Albedo Calculator
Compute albedo using validated scientific equations. See step-by-step derivations, unit analysis, and reference values.
Formula
Albedo = Reflected / Incoming Radiation
Where albedo is a dimensionless ratio between 0 and 1. Absorbed radiation equals incoming minus reflected. Planetary equilibrium temperature uses the Stefan-Boltzmann law.
Frequently Asked Questions
What is albedo and how is it measured?
Albedo is a dimensionless measure of how much incoming solar radiation a surface reflects back into space, expressed as a ratio between 0 and 1. A value of 0 means the surface absorbs all incoming radiation while a value of 1 means it reflects everything. Scientists measure albedo using pyranometers that detect both incoming and reflected shortwave radiation, or from satellite instruments such as CERES aboard NASA satellites. Ground-based measurements typically involve placing one pyranometer facing upward and another downward at one to two meters above the surface.
What surfaces have the highest and lowest albedo values?
Fresh snow has one of the highest natural albedo values, typically ranging from 0.80 to 0.90, meaning it reflects 80 to 90 percent of incoming solar radiation. Ocean water at low sun angles has an albedo of only about 0.06, making it one of the darkest natural surfaces on Earth. Dense forests generally have albedo values between 0.10 and 0.20, while deserts range from 0.30 to 0.40 depending on sand color and mineral composition. Clouds are also highly reflective with albedo values between 0.40 and 0.80 depending on their thickness and droplet size.
How does albedo affect global climate?
Albedo plays a critical role in regulating the Earth energy budget because it determines how much solar energy the planet absorbs versus reflects back to space. The global average albedo is approximately 0.30, meaning Earth reflects about 30 percent of incoming solar radiation. Changes in albedo due to melting ice sheets, deforestation, or urbanization can amplify or dampen climate warming through feedback loops.

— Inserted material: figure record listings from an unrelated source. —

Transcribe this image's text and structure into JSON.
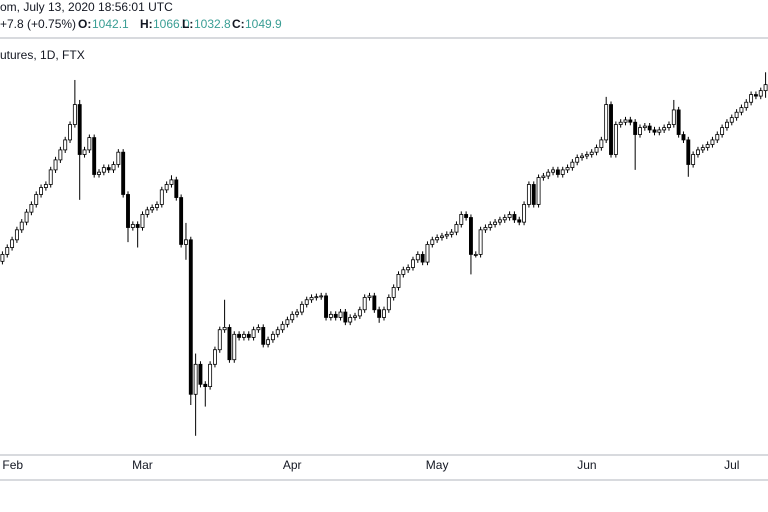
{
  "header": {
    "symbol_line": "om, July 13, 2020 18:56:01 UTC",
    "change": "+7.8 (+0.75%)",
    "open_label": "O:",
    "open": "1042.1",
    "high_label": "H:",
    "high": "1066.0",
    "low_label": "L:",
    "low": "1032.8",
    "close_label": "C:",
    "close": "1049.9"
  },
  "chart_data": {
    "type": "candlestick",
    "subtitle": "utures, 1D, FTX",
    "up_color": "#ffffff",
    "down_color": "#000000",
    "outline_color": "#000000",
    "ylim": [
      568,
      1108
    ],
    "categories": [
      "Feb",
      null,
      null,
      null,
      null,
      null,
      null,
      null,
      null,
      null,
      null,
      null,
      null,
      null,
      null,
      null,
      null,
      null,
      null,
      null,
      null,
      null,
      null,
      null,
      null,
      null,
      null,
      null,
      null,
      "Mar",
      null,
      null,
      null,
      null,
      null,
      null,
      null,
      null,
      null,
      null,
      null,
      null,
      null,
      null,
      null,
      null,
      null,
      null,
      null,
      null,
      null,
      null,
      null,
      null,
      null,
      null,
      null,
      null,
      null,
      null,
      "Apr",
      null,
      null,
      null,
      null,
      null,
      null,
      null,
      null,
      null,
      null,
      null,
      null,
      null,
      null,
      null,
      null,
      null,
      null,
      null,
      null,
      null,
      null,
      null,
      null,
      null,
      null,
      null,
      null,
      null,
      "May",
      null,
      null,
      null,
      null,
      null,
      null,
      null,
      null,
      null,
      null,
      null,
      null,
      null,
      null,
      null,
      null,
      null,
      null,
      null,
      null,
      null,
      null,
      null,
      null,
      null,
      null,
      null,
      null,
      null,
      null,
      "Jun",
      null,
      null,
      null,
      null,
      null,
      null,
      null,
      null,
      null,
      null,
      null,
      null,
      null,
      null,
      null,
      null,
      null,
      null,
      null,
      null,
      null,
      null,
      null,
      null,
      null,
      null,
      null,
      null,
      null,
      "Jul",
      null,
      null,
      null,
      null,
      null,
      null,
      null
    ],
    "open": [
      820,
      829,
      838,
      848,
      861,
      871,
      884,
      894,
      907,
      916,
      920,
      939,
      952,
      965,
      978,
      998,
      1024,
      959,
      965,
      981,
      933,
      936,
      942,
      939,
      946,
      962,
      907,
      864,
      868,
      864,
      881,
      887,
      890,
      894,
      913,
      920,
      926,
      903,
      842,
      848,
      647,
      686,
      660,
      657,
      686,
      705,
      731,
      734,
      692,
      725,
      721,
      725,
      721,
      731,
      734,
      712,
      718,
      725,
      731,
      738,
      744,
      751,
      754,
      764,
      770,
      773,
      774,
      775,
      747,
      751,
      747,
      754,
      741,
      747,
      749,
      757,
      773,
      775,
      757,
      747,
      757,
      773,
      786,
      803,
      809,
      812,
      822,
      829,
      819,
      842,
      848,
      851,
      853,
      855,
      858,
      868,
      881,
      877,
      829,
      829,
      861,
      864,
      868,
      871,
      874,
      877,
      881,
      874,
      871,
      894,
      920,
      894,
      929,
      931,
      936,
      939,
      933,
      939,
      942,
      949,
      955,
      957,
      959,
      962,
      968,
      978,
      1024,
      959,
      998,
      1001,
      1004,
      1001,
      985,
      994,
      996,
      991,
      988,
      991,
      994,
      998,
      1017,
      985,
      978,
      946,
      959,
      965,
      968,
      972,
      978,
      985,
      994,
      1001,
      1007,
      1014,
      1020,
      1027,
      1037,
      1035,
      1042.1
    ],
    "high": [
      833,
      842,
      852,
      865,
      875,
      888,
      898,
      911,
      920,
      924,
      943,
      956,
      969,
      982,
      1002,
      1056,
      1030,
      969,
      985,
      985,
      940,
      946,
      946,
      950,
      966,
      966,
      911,
      872,
      872,
      885,
      891,
      894,
      898,
      917,
      924,
      932,
      930,
      907,
      870,
      852,
      700,
      690,
      664,
      690,
      709,
      735,
      770,
      738,
      729,
      729,
      729,
      729,
      735,
      738,
      738,
      722,
      729,
      735,
      742,
      748,
      755,
      758,
      768,
      774,
      777,
      778,
      779,
      779,
      755,
      755,
      758,
      758,
      751,
      753,
      761,
      777,
      779,
      779,
      761,
      761,
      777,
      790,
      807,
      813,
      816,
      826,
      833,
      833,
      846,
      852,
      855,
      857,
      859,
      862,
      872,
      885,
      885,
      881,
      833,
      865,
      868,
      872,
      875,
      878,
      881,
      885,
      885,
      878,
      898,
      924,
      924,
      933,
      935,
      940,
      943,
      943,
      943,
      946,
      953,
      959,
      961,
      963,
      966,
      972,
      982,
      1034,
      1028,
      1002,
      1005,
      1008,
      1008,
      1005,
      998,
      1000,
      1000,
      995,
      995,
      998,
      1002,
      1030,
      1021,
      989,
      982,
      963,
      969,
      972,
      976,
      982,
      989,
      998,
      1005,
      1011,
      1018,
      1024,
      1031,
      1041,
      1041,
      1046,
      1066
    ],
    "low": [
      816,
      825,
      834,
      844,
      857,
      867,
      880,
      890,
      903,
      912,
      916,
      935,
      948,
      961,
      974,
      994,
      900,
      955,
      961,
      929,
      929,
      932,
      935,
      935,
      942,
      903,
      845,
      860,
      838,
      860,
      877,
      883,
      886,
      890,
      909,
      916,
      899,
      838,
      822,
      633,
      593,
      656,
      631,
      653,
      682,
      701,
      727,
      688,
      688,
      717,
      717,
      717,
      717,
      727,
      708,
      708,
      714,
      721,
      727,
      734,
      740,
      747,
      750,
      760,
      766,
      769,
      770,
      743,
      743,
      743,
      743,
      737,
      737,
      743,
      745,
      753,
      769,
      753,
      740,
      743,
      753,
      769,
      782,
      799,
      805,
      808,
      818,
      815,
      815,
      838,
      844,
      847,
      849,
      851,
      854,
      864,
      873,
      803,
      825,
      825,
      857,
      860,
      864,
      867,
      870,
      873,
      870,
      867,
      867,
      890,
      890,
      890,
      925,
      927,
      932,
      929,
      929,
      935,
      938,
      945,
      951,
      953,
      955,
      958,
      964,
      974,
      955,
      955,
      994,
      997,
      997,
      939,
      981,
      990,
      987,
      984,
      984,
      987,
      990,
      994,
      981,
      974,
      930,
      942,
      955,
      961,
      964,
      968,
      974,
      981,
      990,
      997,
      1003,
      1010,
      1016,
      1023,
      1031,
      1031,
      1032.8
    ],
    "close": [
      829,
      838,
      848,
      861,
      871,
      884,
      894,
      907,
      916,
      920,
      939,
      952,
      965,
      978,
      998,
      1024,
      959,
      965,
      981,
      933,
      936,
      942,
      939,
      946,
      962,
      907,
      864,
      868,
      864,
      881,
      887,
      890,
      894,
      913,
      920,
      926,
      903,
      842,
      848,
      647,
      686,
      660,
      657,
      686,
      705,
      731,
      734,
      692,
      725,
      721,
      725,
      721,
      731,
      734,
      712,
      718,
      725,
      731,
      738,
      744,
      751,
      754,
      764,
      770,
      773,
      774,
      775,
      747,
      751,
      747,
      754,
      741,
      747,
      749,
      757,
      773,
      775,
      757,
      747,
      757,
      773,
      786,
      803,
      809,
      812,
      822,
      829,
      819,
      842,
      848,
      851,
      853,
      855,
      858,
      868,
      881,
      877,
      829,
      829,
      861,
      864,
      868,
      871,
      874,
      877,
      881,
      874,
      871,
      894,
      920,
      894,
      929,
      931,
      936,
      939,
      933,
      939,
      942,
      949,
      955,
      957,
      959,
      962,
      968,
      978,
      1024,
      959,
      998,
      1001,
      1004,
      1001,
      985,
      994,
      996,
      991,
      988,
      991,
      994,
      998,
      1017,
      985,
      978,
      946,
      959,
      965,
      968,
      972,
      978,
      985,
      994,
      1001,
      1007,
      1014,
      1020,
      1027,
      1037,
      1035,
      1042.1,
      1049.9
    ]
  }
}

As Arctic sea ice melts, the darker ocean surface absorbs more heat which melts more ice, creating a powerful positive feedback known as the ice-albedo feedback.
What is the ice-albedo feedback loop?
The ice-albedo feedback is a positive climate feedback mechanism where changes in ice and snow cover amplify temperature changes in polar regions. When warming causes ice and snow to melt, they expose darker land or ocean surfaces with much lower albedo values that absorb more solar radiation. This causes further warming and additional melting in a self-reinforcing cycle that accelerates ice loss over time. This feedback is particularly important in polar regions where it contributes to Arctic amplification. Climate models consistently identify ice-albedo feedback as one of the most significant amplifying mechanisms in the climate system.

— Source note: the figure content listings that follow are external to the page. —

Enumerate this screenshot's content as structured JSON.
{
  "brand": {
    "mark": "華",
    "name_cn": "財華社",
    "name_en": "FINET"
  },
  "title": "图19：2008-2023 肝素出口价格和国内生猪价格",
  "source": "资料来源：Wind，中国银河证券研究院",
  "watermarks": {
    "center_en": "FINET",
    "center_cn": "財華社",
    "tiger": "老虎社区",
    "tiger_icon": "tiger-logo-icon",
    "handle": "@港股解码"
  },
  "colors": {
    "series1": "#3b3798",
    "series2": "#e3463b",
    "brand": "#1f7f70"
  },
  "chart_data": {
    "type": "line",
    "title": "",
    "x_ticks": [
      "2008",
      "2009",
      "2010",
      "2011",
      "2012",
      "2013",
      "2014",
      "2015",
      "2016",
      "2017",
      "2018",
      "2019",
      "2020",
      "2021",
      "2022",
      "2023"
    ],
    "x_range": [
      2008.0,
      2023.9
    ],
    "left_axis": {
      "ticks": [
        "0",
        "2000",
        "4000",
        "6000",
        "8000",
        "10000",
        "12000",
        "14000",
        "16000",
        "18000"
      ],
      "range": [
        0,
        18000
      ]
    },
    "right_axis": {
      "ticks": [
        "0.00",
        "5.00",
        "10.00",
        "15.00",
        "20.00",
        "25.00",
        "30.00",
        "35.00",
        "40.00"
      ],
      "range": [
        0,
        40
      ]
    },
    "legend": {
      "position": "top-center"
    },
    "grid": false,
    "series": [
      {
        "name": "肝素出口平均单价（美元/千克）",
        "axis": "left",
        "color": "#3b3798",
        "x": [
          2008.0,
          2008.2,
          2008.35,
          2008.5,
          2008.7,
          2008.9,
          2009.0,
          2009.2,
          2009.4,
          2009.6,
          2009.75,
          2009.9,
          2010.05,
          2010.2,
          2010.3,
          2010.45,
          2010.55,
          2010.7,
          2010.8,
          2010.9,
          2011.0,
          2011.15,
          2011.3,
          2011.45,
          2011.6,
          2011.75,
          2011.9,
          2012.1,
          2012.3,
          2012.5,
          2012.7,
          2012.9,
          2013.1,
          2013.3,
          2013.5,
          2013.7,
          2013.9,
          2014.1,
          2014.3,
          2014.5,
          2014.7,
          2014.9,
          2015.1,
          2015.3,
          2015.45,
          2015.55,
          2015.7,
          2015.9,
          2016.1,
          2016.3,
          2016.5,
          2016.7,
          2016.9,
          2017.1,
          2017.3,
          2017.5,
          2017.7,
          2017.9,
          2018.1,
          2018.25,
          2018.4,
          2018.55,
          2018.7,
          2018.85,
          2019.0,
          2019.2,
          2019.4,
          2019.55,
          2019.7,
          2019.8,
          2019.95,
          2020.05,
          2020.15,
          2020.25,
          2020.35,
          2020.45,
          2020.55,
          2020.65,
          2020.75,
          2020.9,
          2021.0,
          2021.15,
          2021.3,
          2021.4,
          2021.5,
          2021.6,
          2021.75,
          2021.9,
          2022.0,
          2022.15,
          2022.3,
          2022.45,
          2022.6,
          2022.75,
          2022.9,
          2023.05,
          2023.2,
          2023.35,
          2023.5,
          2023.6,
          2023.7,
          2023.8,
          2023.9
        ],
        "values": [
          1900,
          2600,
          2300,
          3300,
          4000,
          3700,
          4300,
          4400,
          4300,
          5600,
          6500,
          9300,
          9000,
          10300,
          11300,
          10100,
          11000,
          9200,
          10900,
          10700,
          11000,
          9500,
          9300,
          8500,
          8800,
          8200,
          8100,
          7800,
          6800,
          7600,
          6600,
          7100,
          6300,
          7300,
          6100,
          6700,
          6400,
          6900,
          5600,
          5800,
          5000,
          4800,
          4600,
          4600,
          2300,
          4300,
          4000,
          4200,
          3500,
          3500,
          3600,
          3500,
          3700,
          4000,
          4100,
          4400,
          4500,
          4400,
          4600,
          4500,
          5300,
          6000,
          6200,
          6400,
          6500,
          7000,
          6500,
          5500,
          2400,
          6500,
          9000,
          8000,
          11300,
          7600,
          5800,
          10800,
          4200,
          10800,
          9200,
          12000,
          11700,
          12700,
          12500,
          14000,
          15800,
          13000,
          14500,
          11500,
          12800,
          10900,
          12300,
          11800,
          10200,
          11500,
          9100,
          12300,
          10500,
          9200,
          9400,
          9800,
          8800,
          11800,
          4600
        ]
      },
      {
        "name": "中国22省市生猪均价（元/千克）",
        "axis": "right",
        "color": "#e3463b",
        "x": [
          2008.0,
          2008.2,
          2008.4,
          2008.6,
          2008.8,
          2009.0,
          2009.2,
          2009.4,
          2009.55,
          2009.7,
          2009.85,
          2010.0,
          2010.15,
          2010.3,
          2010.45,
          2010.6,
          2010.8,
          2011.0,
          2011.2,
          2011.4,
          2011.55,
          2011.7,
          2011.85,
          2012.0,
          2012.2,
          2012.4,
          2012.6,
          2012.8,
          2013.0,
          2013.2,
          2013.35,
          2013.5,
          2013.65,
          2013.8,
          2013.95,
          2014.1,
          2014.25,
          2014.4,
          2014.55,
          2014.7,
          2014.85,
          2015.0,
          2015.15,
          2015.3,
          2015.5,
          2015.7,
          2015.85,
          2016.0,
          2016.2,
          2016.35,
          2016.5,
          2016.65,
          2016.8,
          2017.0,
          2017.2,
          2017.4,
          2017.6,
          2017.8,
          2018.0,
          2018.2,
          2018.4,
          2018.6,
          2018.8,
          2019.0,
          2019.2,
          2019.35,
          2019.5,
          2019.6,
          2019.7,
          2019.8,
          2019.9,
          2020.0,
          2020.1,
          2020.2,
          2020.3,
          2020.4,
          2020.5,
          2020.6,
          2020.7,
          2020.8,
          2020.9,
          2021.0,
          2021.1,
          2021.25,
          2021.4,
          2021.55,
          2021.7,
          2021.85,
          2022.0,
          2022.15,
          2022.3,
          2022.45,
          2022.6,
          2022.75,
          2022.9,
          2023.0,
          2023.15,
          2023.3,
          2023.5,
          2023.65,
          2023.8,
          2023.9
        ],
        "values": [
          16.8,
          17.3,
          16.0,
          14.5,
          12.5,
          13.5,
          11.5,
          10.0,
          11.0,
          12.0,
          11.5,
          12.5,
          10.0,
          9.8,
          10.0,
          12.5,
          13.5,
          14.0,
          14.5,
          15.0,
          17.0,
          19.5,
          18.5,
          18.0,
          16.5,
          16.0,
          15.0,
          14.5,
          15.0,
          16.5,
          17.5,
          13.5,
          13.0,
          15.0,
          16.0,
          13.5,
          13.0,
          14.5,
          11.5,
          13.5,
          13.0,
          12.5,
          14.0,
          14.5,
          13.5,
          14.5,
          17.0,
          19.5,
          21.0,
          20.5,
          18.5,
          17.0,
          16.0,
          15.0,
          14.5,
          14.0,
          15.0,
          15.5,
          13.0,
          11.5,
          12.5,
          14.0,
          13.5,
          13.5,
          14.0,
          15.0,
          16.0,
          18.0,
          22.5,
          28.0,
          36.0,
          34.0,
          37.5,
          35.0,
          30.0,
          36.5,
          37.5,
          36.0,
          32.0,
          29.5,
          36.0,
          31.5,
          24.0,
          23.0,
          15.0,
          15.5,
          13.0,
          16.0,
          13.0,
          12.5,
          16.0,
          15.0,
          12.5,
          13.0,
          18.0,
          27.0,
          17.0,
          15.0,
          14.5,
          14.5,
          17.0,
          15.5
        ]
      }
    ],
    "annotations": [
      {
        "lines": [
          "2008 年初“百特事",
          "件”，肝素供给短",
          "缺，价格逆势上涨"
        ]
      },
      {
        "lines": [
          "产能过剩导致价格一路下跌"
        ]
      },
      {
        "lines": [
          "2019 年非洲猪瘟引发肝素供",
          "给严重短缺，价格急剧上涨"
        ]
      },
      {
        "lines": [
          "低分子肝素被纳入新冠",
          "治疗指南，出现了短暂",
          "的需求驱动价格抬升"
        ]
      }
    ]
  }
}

How do clouds influence planetary albedo?
Clouds are the single largest contributor to planetary albedo, responsible for reflecting approximately half of the total reflected solar radiation from Earth. Low thick clouds like stratocumulus have high albedo values and produce a net cooling effect by reflecting sunlight without strongly trapping longwave radiation. High thin cirrus clouds have lower albedo but trap significant amounts of outgoing infrared radiation, producing a net warming effect. The balance between these opposing effects depends on cloud type, altitude, thickness, and geographic distribution. Understanding cloud albedo feedbacks remains one of the largest uncertainties in climate projections.
What is the difference between broadband and spectral albedo?
Broadband albedo integrates reflectance across the entire solar spectrum, typically from about 300 to 3000 nanometers, providing a single value representing the total fraction of reflected solar energy. Spectral albedo measures reflectance at specific wavelengths or narrow bands, revealing how a surface interacts differently with various parts of the electromagnetic spectrum. For example, vegetation has very low spectral albedo in visible wavelengths due to chlorophyll absorption but very high spectral albedo in the near-infrared region. Remote sensing satellites use spectral albedo measurements at multiple wavelengths to classify surface types and estimate broadband albedo.